After an early 2013 sale, the property is undergoing some major changes as the new owners get to work.
Opened in 1981, Blue Lagoon lasted into the 1990s before shutting down.
For years, the defunct attraction greeted visitors to the city’s Peña Adobe Park and Lagoon Valley Park. Now, however, the long-abandoned property is seeing new life after years of neglect.
Real estate sale records show the Spanish-language church Ministerios Restauracion Ebenezer purchased the 5.3-acre property from Blue Lagoon Associates in January 2013 for $895,000.
Work began in May 2013 to convert the property into what church officials call a retreat center and place of reflection and prayer.
“(We envision) a place where kids, members of the different churches and members of the community can come and play and have gardens and things like that,” said church secretary Betsy Cordoba. “So there’s no plans for a church or anything like that to be built here.”
The aim is to make the property match the surrounding park land in terms of vegetation and appearance.
But Cordoba admits there’s a long way to go.
The fiberglass slide flumes were torn out and now sit in piles in the parking lot along Peña Adobe Road.
Elsewhere on the property, old swimming pools are in need of restoration and much debris and vegetation is in need of clearing.
“With the water slides, we considered whether or not they were going to be valuable to restore, but unfortunately it’s fiberglass,” Cordoba said. ” So many years. So many cracks and things and we really needed to see what the land looked like.”
Along with the clearing of the land comes an extensive planning process.
Cordoba said the city wants to see the whole vision for the property before approving any major work.
Those plans could be ready to go to the city council within the next month, she added.
“We don’t have the funds to do everything at once,” Cordoba said.
Fernando Campos, pastor of the mother church in San Francisco, said the project could take about five years to reach completion.
“We’re a Christian organization whose main objective is to find communion between people and God,” Campos said in Spanish, with Cordoba translating. “It’s important that we can understand other things, like helping the community and having a place where you can have communion and do things that help society as well.”
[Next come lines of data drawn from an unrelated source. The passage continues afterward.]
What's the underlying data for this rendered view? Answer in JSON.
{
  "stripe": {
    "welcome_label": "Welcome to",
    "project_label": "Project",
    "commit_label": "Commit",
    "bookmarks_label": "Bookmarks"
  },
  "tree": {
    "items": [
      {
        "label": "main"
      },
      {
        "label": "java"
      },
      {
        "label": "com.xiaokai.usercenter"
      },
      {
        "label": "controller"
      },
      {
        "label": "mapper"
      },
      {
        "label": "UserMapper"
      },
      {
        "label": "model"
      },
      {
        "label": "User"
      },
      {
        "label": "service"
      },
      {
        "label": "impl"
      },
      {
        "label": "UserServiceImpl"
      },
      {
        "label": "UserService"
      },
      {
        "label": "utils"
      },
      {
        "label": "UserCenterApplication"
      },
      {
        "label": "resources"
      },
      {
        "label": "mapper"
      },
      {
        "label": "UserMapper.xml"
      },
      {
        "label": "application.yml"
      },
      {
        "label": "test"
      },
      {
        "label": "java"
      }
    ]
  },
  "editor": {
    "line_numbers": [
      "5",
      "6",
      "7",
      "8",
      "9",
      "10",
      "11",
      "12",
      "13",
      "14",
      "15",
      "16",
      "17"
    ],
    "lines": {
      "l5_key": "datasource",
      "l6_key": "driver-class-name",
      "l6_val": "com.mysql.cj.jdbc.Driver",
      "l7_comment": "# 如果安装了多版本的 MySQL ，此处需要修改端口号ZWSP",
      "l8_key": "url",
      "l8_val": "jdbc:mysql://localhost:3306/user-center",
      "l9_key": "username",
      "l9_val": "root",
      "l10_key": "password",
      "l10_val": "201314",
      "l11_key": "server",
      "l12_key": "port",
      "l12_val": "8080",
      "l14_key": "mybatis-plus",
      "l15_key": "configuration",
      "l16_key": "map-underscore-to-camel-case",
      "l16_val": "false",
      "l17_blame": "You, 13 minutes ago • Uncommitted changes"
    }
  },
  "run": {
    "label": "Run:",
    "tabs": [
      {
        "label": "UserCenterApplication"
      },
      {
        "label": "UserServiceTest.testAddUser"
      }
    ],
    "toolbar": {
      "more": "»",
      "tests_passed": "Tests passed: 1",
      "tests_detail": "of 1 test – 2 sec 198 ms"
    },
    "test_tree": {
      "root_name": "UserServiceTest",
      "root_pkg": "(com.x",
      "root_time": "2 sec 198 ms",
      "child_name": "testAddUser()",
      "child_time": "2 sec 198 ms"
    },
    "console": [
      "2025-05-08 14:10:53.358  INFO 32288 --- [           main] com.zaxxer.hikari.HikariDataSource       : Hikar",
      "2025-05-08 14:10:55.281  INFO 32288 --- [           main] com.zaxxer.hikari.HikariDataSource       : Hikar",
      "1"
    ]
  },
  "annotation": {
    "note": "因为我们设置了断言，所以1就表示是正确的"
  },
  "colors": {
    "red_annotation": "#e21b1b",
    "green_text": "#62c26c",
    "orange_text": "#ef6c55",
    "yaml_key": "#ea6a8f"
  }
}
With a host of societal ills such as addiction and families falling apart, Campos said he wanted to provide a place to help heal.
“So what we’re going to do is use this place as a way of being able to bring the people back together so that people can feel welcome and blessed,” he said.
Areas of the disused water park are scattered with debris and everything from a washer and dryer to a child’s play castle lie about.
But with new landscaping near a house on the property, it’s beginning to look more inviting, and that’s the eventual goal.
First is an extensive cleanup process.
“There was a lot of garbage that was in here. So cleaning it up and making sure that somehow we have it ready to go (comes first),” Cordoba said. “There’s not much more that we can do as far as construction because it is a recreational property.”
“The first stage of it is cleaning it up and taking everything down that was installed before that is of no use,” he said. “It was an abandoned place where you could find vices. . . . If we begin making changes, the area is also going to see positive changes.”
He is happy his church purchased the property with the plan to maintain the natural look.
“It would have been sad for some other type of commercial company to be here, like a gas station or things like that,” Campos said. “Even though this is a private property, we want it to be an open property for the community. We want to be open and announce to the churches in the area that when all this is done they can have a place to have their outdoor activities. A place of prayer and a place of peace.”
For now, though, reminders of the property’s past as a local summer hangout remain.
Still visible among the trees is a sign advertising the Blue Lagoon Gran’ Prix kart racing to passersby on Interstate 80.
In its heyday, Blue Lagoon offered the four water slides on the hillside, bumper boats, a video game arcade, volleyball and other outdoor summer activities.
Over the years at least one other church group looked at the property before building elsewhere in Vacaville.